If you are an investor in Magellan Midstream Partners (NYSE:MMP), you aren't in it for the thrills of rapid growth and skyrocketing stock prices. Instead, you're probably looking for a consistent, reliable business that will continue to churn out cash. If that is the case, then this past quarter's earnings report was right up your alley. By no means was it exciting, but it was another quarter of delivering consistent results.
Here's a look at Magellan's most recent earnings report and what investors should make of the company as of late.
Magellan Midstream Partners' results: The raw numbers
|Metric||Q1 2018||Q4 2017||Q1 2017|
|Revenue||$678.8 million||$673.3 million||$642.1 million|
|Adjusted EBITDA||$324.4 million||$377.4 million||$288.3 million|
|Distributable cash flow||$258.9 million||$308.2 million||$227.6 million|
While not quite as good as the prior quarter, Magellan's first-quarter results were respectable in their own right. The company recorded higher transportation volumes in both its refined products and crude oil segments, and management even raised its guidance for 2018 distributable cash flow. Net income was down slightly because of two one-time adjustments totaling $26 million. One was related to an accounting error from one of its actuaries that calculated pension valuations, and the other was for revaluing some commodity price contracts. These pricing contracts, known as mark-to-market adjustments, typically offset themselves throughout the year.
Breaking down the business by its various segments, it's pretty clear that its crude oil segment has been the driver of better results. Not only has Magellan been adding several new assets to this segment, such as its condensate splitter in Corpus Christi, Texas, but volumes for its two Permian Basin pipelines have been very strong lately. The one business that has been weak lately has been its marine storage segment, which is still incurring some higher maintenance costs to repair storage tanks damaged by Hurricane Harvey back in the third quarter.
What happened this quarter?
- The day before the earnings announcement, management announced it had called an open season (in other words, asking customers who may be interested) in expanding its refined petroleum product pipeline between Frost and Odessa, Texas. The original plan was to expand the line from 100,000 barrels per day to 140,000, but high demand has the company asking if anyone else would like to move product on the line as well as build a new product terminal in West Texas.
- The company inked a deal with market maker Intercontinental Exchange to create a publicly traded market for 1.5 million barrels of crude oil storage at its East Houston terminal. Unlike typical contract storage rates Magellan charges to customers to reserve the right to store a certain amount of oil in its tanks, this will allow traders to openly trade storage space and allow for greater flexibility for producers, refiners, and future crude oil exporters to lease short-term space.
- Even though management raised its distributable cash flow guidance to $1.08 billion for the year, it elected to maintain its current distribution guidance and will likely use the excess generated cash to fund its capital budget.
What management had to say
Magellan just held its analyst day conference last month, so CEO Michael Mears' press release statement was brief.
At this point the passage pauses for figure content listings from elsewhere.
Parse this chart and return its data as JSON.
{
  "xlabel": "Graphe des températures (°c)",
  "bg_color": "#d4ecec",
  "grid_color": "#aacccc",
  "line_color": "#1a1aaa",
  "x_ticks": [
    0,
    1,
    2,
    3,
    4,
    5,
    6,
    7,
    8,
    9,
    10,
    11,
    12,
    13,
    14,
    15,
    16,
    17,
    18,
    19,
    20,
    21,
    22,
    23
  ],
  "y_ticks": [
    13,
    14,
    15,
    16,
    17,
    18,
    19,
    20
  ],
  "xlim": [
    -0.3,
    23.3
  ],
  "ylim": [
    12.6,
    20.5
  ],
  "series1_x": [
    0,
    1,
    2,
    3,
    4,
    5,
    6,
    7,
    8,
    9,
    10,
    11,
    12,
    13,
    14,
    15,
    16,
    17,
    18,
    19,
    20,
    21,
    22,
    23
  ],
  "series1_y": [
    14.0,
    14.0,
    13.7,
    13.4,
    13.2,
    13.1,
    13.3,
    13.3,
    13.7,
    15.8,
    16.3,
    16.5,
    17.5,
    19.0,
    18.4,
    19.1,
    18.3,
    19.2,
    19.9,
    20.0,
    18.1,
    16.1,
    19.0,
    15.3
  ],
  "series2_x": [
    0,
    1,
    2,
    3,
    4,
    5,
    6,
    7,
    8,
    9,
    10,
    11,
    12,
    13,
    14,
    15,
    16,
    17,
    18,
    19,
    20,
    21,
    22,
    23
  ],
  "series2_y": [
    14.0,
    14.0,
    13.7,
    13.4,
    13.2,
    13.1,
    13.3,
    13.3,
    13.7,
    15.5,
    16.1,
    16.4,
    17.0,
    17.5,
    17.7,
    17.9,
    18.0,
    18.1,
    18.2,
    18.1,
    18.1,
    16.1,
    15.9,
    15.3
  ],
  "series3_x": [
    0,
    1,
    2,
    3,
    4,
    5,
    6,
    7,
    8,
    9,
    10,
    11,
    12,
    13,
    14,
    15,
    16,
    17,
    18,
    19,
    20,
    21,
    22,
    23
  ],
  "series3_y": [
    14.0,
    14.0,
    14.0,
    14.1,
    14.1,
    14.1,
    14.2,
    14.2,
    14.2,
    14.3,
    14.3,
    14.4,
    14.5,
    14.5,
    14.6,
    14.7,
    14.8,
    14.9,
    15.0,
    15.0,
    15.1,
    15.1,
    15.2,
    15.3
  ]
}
In it, he gave a high-level overview of the company's outlook and why he and his team were comfortable raising guidance.
Magellan kicked off the year 2018 with solid financial results and strong demand for our fee-based transportation and terminals services. Our outlook for the remainder of 2018 has strengthened based on favorable market conditions for refined products and crude oil pipeline shipments, combined with an improved commodity pricing environment. Looking beyond the current year, we remain optimistic about a number of potential expansion projects in advanced stages of review that could further benefit Magellan's future results.
Stay the course
Even though Magellan incurred a couple of charges that prevented it from posting another record-breaking quarter, this was a solid quarter in its own right. The company continues to churn out healthy rates of cash to cover its payout and give management some extra to fund its growth projects. That extra cash will come in handy because the company has several projects on its plate right now with multiple export terminals and the infrastructure to support them.
From an investor standpoint, this pretty much reconfirms the value proposition that Magellan has made to its unitholders for years: We might not be the fastest growing company out there, but we're growing at a steady rate we can sustain for years into the future.